I read that grief hits its hardest six weeks later.  Could this be the hard grief I am experiencing six weeks after losing another baby? What is this numbness that envelops? Anger’s hard pointed shell? Denial’s looking away? Combat fatigue after so many battles and skirmishes in the last few months? 

So used to fighting, organizing, preparing, keeping myself strong, disciplining myself to find space and quiet time and time with God and yet all that just feels too overwhelming right now.  Seeking God feels like so much of an effort, as if it all relies on me. 

 

But I know, that whatever this numbness may be, His grace surrounds.  I looked up what the Greek word ‘kardia’ - ‘heart’ means in Romans 10.  It is the seat of our belief: the seat of desire and willingness as well as emotions.  Although I feel numb and disconnected right now, that does not mean I am not willing or desiring Him.  I very much am.  These footsteps forward in doing what I know to be right, despite not being accompanied by feelings of joy, can still be plodded out with love and kindness and patience, trusting that at some point joy will break through again. Could this numbness even be His grace? His loving arms blanketing my soul giving it space to breathe and be and keep walking slowly forward? Telling me to be patient, and give it time and to give myself time to heal. And that He is here and real and not going anywhere.  He is trustworthy and He will take it from here - just relax in His arms and be. And breathe.

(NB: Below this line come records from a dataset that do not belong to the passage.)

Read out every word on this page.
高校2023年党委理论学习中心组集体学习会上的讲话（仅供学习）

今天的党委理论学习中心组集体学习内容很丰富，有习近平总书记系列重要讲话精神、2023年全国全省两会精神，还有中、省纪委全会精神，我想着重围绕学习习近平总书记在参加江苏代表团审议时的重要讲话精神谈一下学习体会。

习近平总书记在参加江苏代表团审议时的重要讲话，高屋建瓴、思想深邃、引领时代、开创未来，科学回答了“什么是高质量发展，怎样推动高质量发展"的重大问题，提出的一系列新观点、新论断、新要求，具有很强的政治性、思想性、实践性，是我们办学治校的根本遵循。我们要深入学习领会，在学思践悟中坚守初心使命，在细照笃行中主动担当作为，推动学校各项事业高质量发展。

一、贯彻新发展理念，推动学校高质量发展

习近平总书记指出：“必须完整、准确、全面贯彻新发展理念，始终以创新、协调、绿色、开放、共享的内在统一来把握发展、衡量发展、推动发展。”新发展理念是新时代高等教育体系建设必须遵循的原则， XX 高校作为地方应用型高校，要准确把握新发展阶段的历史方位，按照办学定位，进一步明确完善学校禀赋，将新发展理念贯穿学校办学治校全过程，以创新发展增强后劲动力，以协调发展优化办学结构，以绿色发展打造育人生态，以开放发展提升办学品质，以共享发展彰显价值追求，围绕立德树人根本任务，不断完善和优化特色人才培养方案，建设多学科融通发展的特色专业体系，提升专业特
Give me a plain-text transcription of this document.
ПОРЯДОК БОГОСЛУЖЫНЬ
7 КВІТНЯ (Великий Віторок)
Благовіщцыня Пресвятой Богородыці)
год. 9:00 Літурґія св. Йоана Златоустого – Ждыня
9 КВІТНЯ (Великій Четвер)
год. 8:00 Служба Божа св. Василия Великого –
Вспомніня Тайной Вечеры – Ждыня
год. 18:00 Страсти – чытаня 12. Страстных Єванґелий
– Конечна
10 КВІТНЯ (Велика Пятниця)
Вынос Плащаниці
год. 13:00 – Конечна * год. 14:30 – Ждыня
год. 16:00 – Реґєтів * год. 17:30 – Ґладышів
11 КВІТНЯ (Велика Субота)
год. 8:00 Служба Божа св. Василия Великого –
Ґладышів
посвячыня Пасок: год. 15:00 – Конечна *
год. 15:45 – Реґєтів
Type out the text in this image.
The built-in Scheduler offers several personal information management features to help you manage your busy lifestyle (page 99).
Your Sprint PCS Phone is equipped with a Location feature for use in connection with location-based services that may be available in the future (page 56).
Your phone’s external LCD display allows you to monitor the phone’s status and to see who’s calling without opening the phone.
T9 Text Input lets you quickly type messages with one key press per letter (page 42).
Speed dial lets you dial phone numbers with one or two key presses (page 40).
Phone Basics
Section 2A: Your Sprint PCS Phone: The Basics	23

That was what I wrote back in March and although the numb fog of which I wrote has generally lifted, writing and publishing on the blog has been a struggle which I haven't had the energy to engage with.  I have not written much on the blog in the last few months.  For a month or two since Christmas I didn’t even write offline, which was definitely very strange / death for me.  I lost my confidence in what I was even thinking.  Writing and ideas seemed insignificant in the light of lost babies, a burst ovary, surgery, team mates who moved on, financial questions, heavy ministry workload and embracing my boys and trying to live out life fully and 'normally' with them in the midst of all the upheaval.  

 

But after some encouragement from my husband, I have decided I am going to try and write again because I believe that people need to hear others struggling and know that that is okay, good, healthy and important because it is the gateway to breaking out of that cocoon! 

 

I don’t know if my writing style will be different - I definitely feel like my life is more wobbly that it once was, although He is not.  But as I try and walk this tightrope of faith, somedays it takes all my concentration just to stay focused straight on Him and not fall off.  But as I walk, one foot in front of the other, I invite you to come and join me.  It is wobbly up here, and at times I feel so close to falling off, but then I just remember that you can’t walk on water unless you get out of the boat, and those crashing waves around me are not the truer reality.